Es ist schwierig, wie man gleich sehen wird, weil je nach betrachtetem Gebiet und je nach Art des Vergleichs ganz verschiedene Trends herauskommen können. Nehmen wir zum Beispiel Hohenpeißenberg und Jena. Beide Orte liegen in Deutschland, beide betreiben schon sehr lange eine Wetterstation und zeichnen dort tägliche Niederschlagsmengen auf. Aber die eine Station steht in fast 1.000 Metern Höhe in Oberbayern, die andere in 155 Metern Höhe in Thüringen. Dazwischen liegen reichlich 400 Kilometer. Gleiche Großwetterlage? Wohl recht oft, ja. Gleiche Niederschlagsextreme? Nicht wirklich.

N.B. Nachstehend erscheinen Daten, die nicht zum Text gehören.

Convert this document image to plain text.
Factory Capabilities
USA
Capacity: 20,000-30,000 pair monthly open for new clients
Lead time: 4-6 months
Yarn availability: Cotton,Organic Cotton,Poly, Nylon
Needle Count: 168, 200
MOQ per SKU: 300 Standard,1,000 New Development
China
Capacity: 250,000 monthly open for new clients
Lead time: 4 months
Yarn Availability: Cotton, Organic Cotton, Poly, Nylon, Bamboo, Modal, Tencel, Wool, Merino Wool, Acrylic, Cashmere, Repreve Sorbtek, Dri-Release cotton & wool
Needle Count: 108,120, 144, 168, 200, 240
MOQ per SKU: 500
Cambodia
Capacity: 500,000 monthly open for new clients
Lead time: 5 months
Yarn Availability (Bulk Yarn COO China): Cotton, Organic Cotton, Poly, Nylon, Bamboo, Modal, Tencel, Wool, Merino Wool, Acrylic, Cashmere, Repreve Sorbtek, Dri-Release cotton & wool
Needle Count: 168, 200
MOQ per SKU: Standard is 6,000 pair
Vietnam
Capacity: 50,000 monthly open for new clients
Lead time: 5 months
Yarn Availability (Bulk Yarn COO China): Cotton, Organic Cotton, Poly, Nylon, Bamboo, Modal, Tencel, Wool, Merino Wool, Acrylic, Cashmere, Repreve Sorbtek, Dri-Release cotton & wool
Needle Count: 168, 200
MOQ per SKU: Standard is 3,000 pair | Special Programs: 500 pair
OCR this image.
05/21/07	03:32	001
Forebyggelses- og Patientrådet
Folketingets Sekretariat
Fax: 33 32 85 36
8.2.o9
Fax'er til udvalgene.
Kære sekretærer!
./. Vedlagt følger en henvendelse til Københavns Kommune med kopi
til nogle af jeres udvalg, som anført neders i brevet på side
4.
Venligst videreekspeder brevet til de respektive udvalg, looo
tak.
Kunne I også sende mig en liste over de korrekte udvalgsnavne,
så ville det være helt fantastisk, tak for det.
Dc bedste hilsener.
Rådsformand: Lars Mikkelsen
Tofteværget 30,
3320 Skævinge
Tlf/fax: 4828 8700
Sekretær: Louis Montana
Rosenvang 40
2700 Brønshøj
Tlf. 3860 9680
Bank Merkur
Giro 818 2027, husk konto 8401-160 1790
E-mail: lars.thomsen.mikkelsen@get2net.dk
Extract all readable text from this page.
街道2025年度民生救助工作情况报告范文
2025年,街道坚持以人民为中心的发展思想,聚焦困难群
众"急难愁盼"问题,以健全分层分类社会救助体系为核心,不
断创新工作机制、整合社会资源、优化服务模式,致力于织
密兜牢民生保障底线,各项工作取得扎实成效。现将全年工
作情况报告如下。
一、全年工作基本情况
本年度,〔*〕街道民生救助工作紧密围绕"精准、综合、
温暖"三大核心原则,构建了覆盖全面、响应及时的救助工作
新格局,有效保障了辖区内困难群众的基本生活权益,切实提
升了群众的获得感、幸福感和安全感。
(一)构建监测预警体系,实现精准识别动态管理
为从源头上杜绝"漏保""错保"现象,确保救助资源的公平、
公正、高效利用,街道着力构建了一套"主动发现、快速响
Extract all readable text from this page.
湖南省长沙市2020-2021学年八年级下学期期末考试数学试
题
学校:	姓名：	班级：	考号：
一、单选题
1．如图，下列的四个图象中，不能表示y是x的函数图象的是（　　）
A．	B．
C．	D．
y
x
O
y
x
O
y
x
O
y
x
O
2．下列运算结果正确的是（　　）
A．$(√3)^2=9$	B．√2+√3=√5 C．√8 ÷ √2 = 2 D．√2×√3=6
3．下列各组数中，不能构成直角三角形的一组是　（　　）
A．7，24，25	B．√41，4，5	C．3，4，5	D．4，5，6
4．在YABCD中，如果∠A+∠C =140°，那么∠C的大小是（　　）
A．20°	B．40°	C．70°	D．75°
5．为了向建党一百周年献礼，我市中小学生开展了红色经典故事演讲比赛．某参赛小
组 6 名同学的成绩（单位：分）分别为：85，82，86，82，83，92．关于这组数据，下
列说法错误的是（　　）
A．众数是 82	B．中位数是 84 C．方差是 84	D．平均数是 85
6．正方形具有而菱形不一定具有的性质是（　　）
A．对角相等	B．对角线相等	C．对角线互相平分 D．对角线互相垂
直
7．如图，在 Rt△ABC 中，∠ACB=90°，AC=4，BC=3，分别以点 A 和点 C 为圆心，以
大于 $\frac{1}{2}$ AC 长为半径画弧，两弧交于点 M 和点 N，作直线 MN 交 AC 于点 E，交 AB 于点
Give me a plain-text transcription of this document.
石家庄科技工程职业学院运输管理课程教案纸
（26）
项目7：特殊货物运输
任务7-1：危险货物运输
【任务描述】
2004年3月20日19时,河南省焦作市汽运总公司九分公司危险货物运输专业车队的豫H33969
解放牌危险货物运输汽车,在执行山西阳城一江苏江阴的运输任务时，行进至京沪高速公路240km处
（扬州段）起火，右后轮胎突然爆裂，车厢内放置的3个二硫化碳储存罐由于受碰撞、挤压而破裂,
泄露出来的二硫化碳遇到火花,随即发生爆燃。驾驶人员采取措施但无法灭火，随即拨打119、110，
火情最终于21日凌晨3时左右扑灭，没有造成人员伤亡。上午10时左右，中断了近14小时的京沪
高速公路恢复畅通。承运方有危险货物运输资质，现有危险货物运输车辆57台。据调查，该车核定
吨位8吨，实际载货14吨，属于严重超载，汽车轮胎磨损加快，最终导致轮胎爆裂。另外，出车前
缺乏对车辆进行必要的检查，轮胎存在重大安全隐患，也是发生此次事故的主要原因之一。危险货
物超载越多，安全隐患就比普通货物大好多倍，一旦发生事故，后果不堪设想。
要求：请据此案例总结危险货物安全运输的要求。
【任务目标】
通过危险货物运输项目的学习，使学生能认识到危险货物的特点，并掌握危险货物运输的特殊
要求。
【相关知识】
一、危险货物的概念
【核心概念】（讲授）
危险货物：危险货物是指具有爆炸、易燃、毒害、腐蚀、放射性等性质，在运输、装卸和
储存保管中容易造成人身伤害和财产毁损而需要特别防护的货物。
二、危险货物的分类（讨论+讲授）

Wichtig im folgenden Diagramm: Die Kurven zeigen nicht die Niederschlagsmenge an, sondern die "Unterschiedlichkeit" der täglichen Niederschläge in einem Jahr. Wenn die täglichen Regenmengen in einem Jahr also besonders stark auseinanderliegen, dann ist der Wert hoch, wenn es jeden Tag im Jahr in etwa gleich viel geregnet hat, dann ist der Wert niedrig. In der Statistik spricht man von der Standardabweichung, das ist in diesem Fall die durchschnittliche Abweichung aller Werte eines Jahres vom Mittelwert dieses Jahres. Sie ist türkis dargestellt. Die rote Kurve ist eine "geglättete" Version davon und veranschaulicht zu jedem Zeitpunkt den zehnjährigen Trend.
Wie man sieht, können die Menschen im oberbayrischen Hohenpeißenberg ganz klar sagen: Ja, in letzter Zeit sind die Niederschlagsunterschiede extremer geworden. So extrem war es nur mal 1985, davor hundert Jahre nicht (wiederum davor allerdings noch extremer als heute, falls die damaligen Aufzeichnungen korrekt sind).
Die Menschen in Jena wiederum können das angesichts der Messwerte so nicht bestätigen. Generell sind dort, geografisch bedingt, die Unterschiede viel kleiner. Aber um die Jahrtausendwende waren die Niederschlagsunterschiede extremer als heute, Ende der 1950er-Jahre auch. Die Tendenz zuletzt ist sogar leicht fallend.
Nicht nur zwei Wetterstationen, sondern alle
Und wie sieht das deutschlandweit aus? Dazu schauen wir auf alle täglichen Niederschlagsdaten aus deutschen Stationen seit dem Jahr 1900. Das sind knapp 20 Millionen Tageswerte, die in die Durchschnittsberechnung einfließen. Und da zeichnet sich wieder ein ganz schön anderes Bild als bei den Einzelkurven von Hohenpeißenberg und Jena.
Im Durchschnitt aller Wetterstationen waren also die 1950er-Jahre ganz besonders extrem, was Niederschlagsunterschiede angeht. Und auch die sogenannten Nuller-Jahre waren etwas extremer als die jetztige Zeit.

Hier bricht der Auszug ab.